Her life takes a drastic change when she begins to attend the Alternative School. Here, she is finally able to find the extended family she has been looking for. This revelation is not an epiphany like Milkman's, but a more gradual development. Precious is understandably not able to trust people and it takes some time for her to begin to open up.
A pivotal point for Precious is when she explains that she can't read and asks Ms Rain, "Is I in the right place?" (48). Ms Rain and her classmates become her extended family. They are the ones that support her and help her develop her self-identity. They provided her with what her traditional and limited extended family cannot. She recognizes this and rejects her mother and the destructive affects of her childhood.

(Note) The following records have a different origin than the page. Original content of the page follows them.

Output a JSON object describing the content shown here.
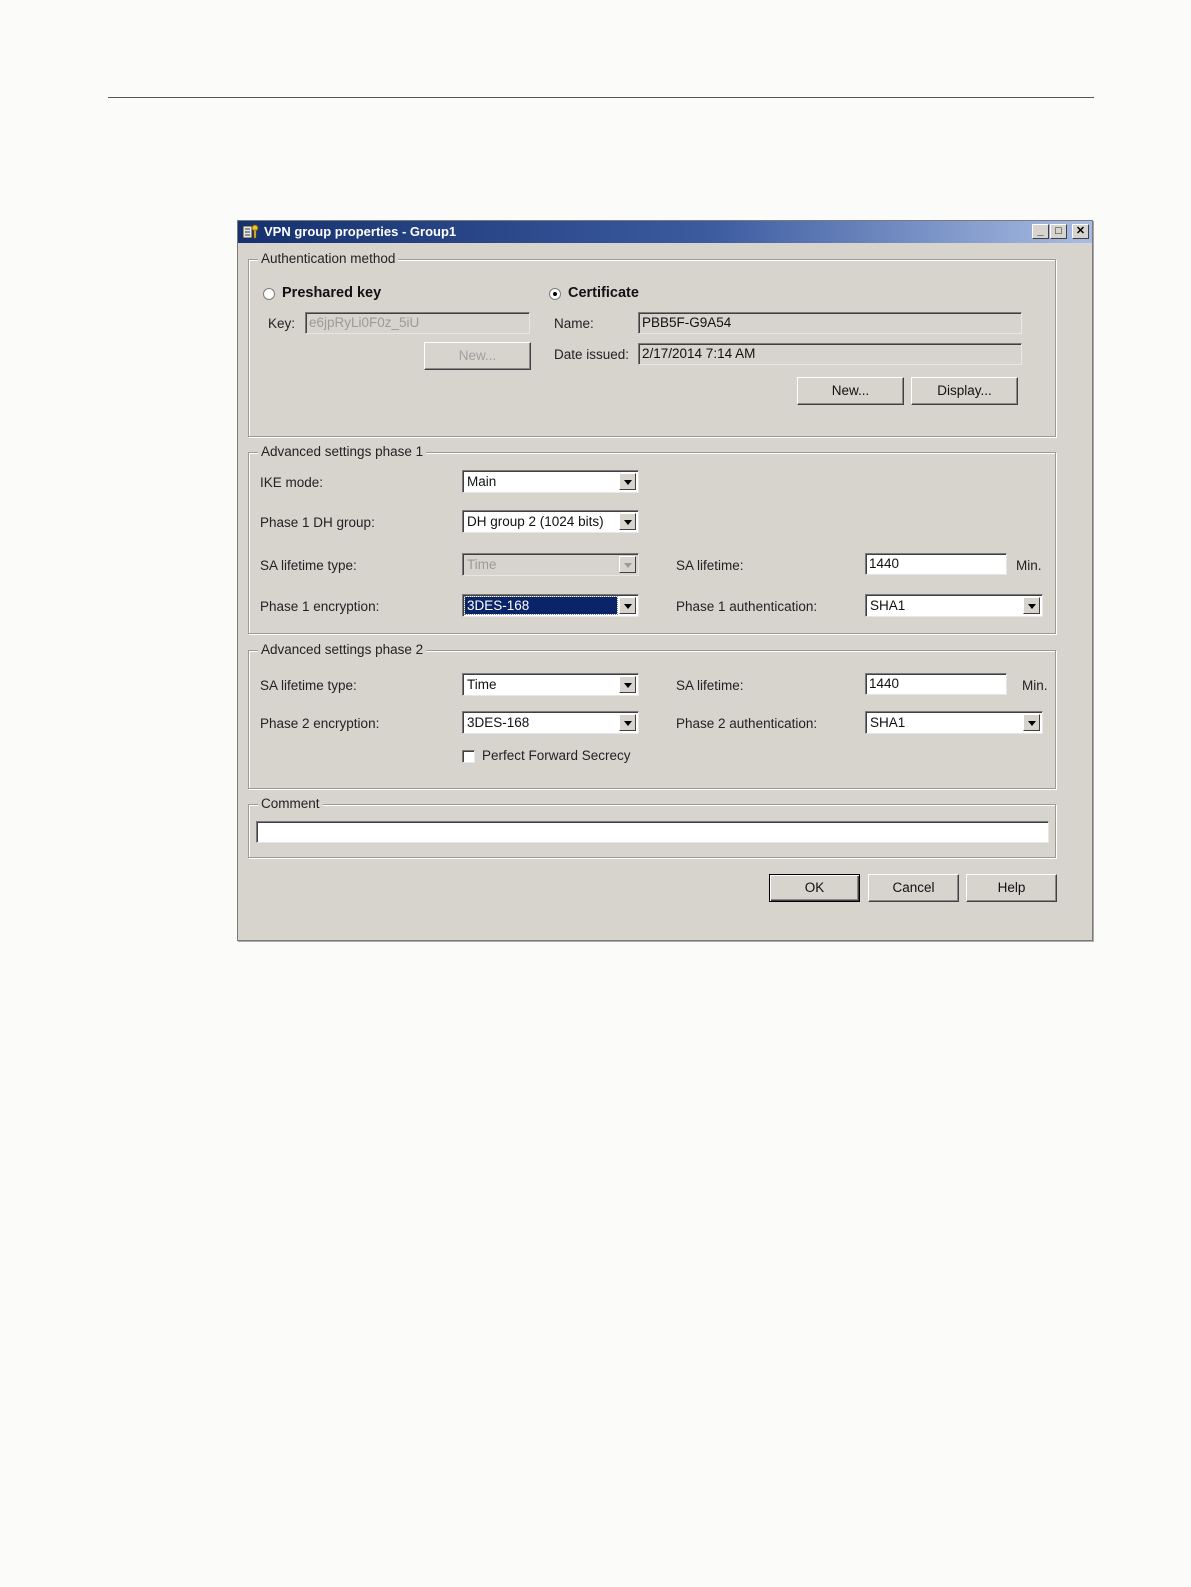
{
  "window": {
    "title": "VPN group properties -  Group1",
    "icon": "vpn-key-icon"
  },
  "auth": {
    "legend": "Authentication method",
    "preshared_label": "Preshared key",
    "preshared_selected": false,
    "key_label": "Key:",
    "key_value": "e6jpRyLi0F0z_5iU",
    "key_new_button": "New...",
    "certificate_label": "Certificate",
    "certificate_selected": true,
    "name_label": "Name:",
    "name_value": "PBB5F-G9A54",
    "date_label": "Date issued:",
    "date_value": "2/17/2014 7:14 AM",
    "cert_new_button": "New...",
    "display_button": "Display..."
  },
  "phase1": {
    "legend": "Advanced settings phase 1",
    "ike_mode_label": "IKE mode:",
    "ike_mode_value": "Main",
    "dh_group_label": "Phase 1 DH group:",
    "dh_group_value": "DH group 2 (1024 bits)",
    "sa_type_label": "SA lifetime type:",
    "sa_type_value": "Time",
    "sa_lifetime_label": "SA lifetime:",
    "sa_lifetime_value": "1440",
    "sa_unit": "Min.",
    "encryption_label": "Phase 1 encryption:",
    "encryption_value": "3DES-168",
    "auth_label": "Phase 1 authentication:",
    "auth_value": "SHA1"
  },
  "phase2": {
    "legend": "Advanced settings phase 2",
    "sa_type_label": "SA lifetime type:",
    "sa_type_value": "Time",
    "sa_lifetime_label": "SA lifetime:",
    "sa_lifetime_value": "1440",
    "sa_unit": "Min.",
    "encryption_label": "Phase 2 encryption:",
    "encryption_value": "3DES-168",
    "auth_label": "Phase 2 authentication:",
    "auth_value": "SHA1",
    "pfs_label": "Perfect Forward Secrecy",
    "pfs_checked": false
  },
  "comment": {
    "legend": "Comment",
    "value": ""
  },
  "buttons": {
    "ok": "OK",
    "cancel": "Cancel",
    "help": "Help"
  }
}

The three works presented by African American writers share a common theme of breaking away from traditional extended families structure. This theme is a step away from the normal minority cultural mores that rely on the extended family for support, guidance and direction. In each case, the extended family has broken down and failed in some regard. These failures are driven by both internal and external events which force the characters to search beyond their extended family for what they need. In each story, it is the establishment of nontraditional extended families that provides the necessary support, direction and guidance the character needs.
Douglass, Frederick. Narrative of the Life of Frederick Douglass. The Classic Slave Narratives. Ed. Henry Louis Gates, Jr. New York: New American Library, 1987. 243-331.
Gates, Henry Louis. The Classic Slave Narratives. New York: New American Library, 1987.
Morrison, Toni. Song of Solomon. New York: Penguin Books USA, Inc., 1987.
Sapphire. Push. New York: Vintage Books, 1996.